The Yeshiva University men’s basketball team is on a 44-game winning streak that dates back to 2019. Now, just in time for Hanukkah, the Y.U. Maccabees are finally getting some official recognition.
A poll of the top teams in Division III men’s college basketball placed the Macs first — well ahead of their competitors, with 13 first-place votes. It’s the first time in the Orthodox Jewish school’s history that it’s topped the poll, which was published Monday by D3Hoops.com.

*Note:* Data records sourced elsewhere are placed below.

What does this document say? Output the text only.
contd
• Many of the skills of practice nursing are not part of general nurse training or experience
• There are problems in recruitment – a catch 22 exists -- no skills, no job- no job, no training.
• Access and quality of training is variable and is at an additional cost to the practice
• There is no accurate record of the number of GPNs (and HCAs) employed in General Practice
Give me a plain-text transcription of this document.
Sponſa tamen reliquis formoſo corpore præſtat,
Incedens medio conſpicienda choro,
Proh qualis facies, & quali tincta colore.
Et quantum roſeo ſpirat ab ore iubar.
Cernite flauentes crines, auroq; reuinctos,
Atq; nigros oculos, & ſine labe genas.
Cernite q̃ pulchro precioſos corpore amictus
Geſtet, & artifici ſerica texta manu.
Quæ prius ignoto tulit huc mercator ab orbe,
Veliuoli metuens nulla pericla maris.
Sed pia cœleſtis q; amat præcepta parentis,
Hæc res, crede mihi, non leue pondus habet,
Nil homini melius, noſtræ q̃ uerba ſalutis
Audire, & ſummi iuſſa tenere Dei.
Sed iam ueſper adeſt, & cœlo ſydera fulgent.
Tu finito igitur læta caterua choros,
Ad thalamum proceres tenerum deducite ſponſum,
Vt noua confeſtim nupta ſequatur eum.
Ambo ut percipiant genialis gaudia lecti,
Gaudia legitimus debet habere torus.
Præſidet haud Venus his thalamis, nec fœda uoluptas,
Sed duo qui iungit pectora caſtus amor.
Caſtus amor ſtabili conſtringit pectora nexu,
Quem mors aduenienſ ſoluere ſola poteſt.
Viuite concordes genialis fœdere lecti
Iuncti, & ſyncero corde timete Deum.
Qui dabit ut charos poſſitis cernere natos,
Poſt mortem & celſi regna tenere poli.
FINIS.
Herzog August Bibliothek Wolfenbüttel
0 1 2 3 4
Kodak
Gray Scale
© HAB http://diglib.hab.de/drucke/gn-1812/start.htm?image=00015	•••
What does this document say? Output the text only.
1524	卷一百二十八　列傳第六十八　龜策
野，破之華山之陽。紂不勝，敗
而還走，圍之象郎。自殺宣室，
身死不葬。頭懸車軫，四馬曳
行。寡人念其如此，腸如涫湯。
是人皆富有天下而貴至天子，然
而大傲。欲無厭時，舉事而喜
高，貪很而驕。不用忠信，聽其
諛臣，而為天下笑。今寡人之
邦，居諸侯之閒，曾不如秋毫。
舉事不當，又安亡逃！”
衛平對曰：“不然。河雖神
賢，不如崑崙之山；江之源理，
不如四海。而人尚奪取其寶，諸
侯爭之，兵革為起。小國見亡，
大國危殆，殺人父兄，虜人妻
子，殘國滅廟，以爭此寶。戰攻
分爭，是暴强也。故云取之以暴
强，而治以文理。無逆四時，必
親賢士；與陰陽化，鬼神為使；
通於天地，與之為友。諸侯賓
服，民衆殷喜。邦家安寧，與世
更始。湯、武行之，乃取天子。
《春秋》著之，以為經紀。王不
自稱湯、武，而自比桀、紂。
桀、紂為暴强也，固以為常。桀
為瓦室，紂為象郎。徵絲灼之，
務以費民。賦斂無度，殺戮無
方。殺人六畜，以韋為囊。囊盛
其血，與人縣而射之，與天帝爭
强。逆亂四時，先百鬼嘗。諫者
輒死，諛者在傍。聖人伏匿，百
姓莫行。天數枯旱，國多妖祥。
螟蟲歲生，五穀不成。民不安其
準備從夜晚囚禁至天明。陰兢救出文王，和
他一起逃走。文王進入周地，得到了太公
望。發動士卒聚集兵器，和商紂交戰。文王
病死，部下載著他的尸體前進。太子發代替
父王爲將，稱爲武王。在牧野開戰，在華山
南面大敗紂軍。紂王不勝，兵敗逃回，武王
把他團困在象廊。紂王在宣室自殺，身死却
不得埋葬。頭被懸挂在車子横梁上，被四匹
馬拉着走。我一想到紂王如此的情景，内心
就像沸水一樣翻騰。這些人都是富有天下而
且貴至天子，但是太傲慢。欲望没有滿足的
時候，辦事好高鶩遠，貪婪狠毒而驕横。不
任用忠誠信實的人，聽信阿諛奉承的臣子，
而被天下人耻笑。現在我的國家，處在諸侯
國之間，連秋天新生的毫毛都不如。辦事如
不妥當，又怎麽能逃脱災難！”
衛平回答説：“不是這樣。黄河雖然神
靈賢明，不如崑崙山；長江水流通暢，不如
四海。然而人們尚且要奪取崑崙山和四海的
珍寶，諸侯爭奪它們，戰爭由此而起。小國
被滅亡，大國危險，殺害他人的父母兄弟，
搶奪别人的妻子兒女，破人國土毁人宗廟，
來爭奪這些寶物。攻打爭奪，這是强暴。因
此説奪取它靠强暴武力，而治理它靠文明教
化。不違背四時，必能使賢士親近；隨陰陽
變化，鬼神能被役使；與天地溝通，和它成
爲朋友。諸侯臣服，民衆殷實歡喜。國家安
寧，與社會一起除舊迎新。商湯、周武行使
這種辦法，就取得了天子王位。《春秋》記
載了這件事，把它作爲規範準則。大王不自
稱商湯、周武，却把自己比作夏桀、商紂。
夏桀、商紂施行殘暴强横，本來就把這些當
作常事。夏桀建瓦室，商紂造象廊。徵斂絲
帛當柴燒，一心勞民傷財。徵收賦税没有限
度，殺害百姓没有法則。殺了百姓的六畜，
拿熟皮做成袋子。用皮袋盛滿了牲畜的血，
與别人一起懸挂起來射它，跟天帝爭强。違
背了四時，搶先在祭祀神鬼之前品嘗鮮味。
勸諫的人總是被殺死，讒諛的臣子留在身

The number-one ranking doesn’t mean that Y.U. is about to go up against powerhouses like Duke or Gonzaga. Those schools, and others with large athletics programs and coveted basketball scholarships, play in Division I of the NCAA. Yeshiva University plays in Division III, which includes smaller schools with more modest basketball programs.
That hasn’t stopped the Macs from drawing attention to a school that’s better known for producing rabbis than power forwards. The team boasts the longest current win streak of any school in any division, which they extended on Sunday with a comeback win over Manhattanville College. The Macs’ star guard Ryan Turell, a senior, took an accolade of his own home on Tuesday, when he was named Division III National Player of the Week by the U.S. Basketball Writers Association.
Turell leads the team with 28.6 points per game. In Sunday’s win, he scored 51 of the team’s 78 points, an all-time high for Yeshiva. The team record for most points in a game was previously set in 1964 by Sheldon Rokach, who scored 48 in a game, according to D3Hoops.
“It’s November and we are just trying to get better everyday,” Yeshiva Head Coach Elliot Steinmetz said in a press release. “There are a lot of great teams out there and we hope we are good enough to compete with them when it matters in a couple of months.”
Steinmetz was probably referring to the NCAA tournament that pits the division’s best teams against each other — and that Y.U. hopes to win. In 2020, the team made it to the tournament’s Sweet 16 before it was cancelled due to the pandemic.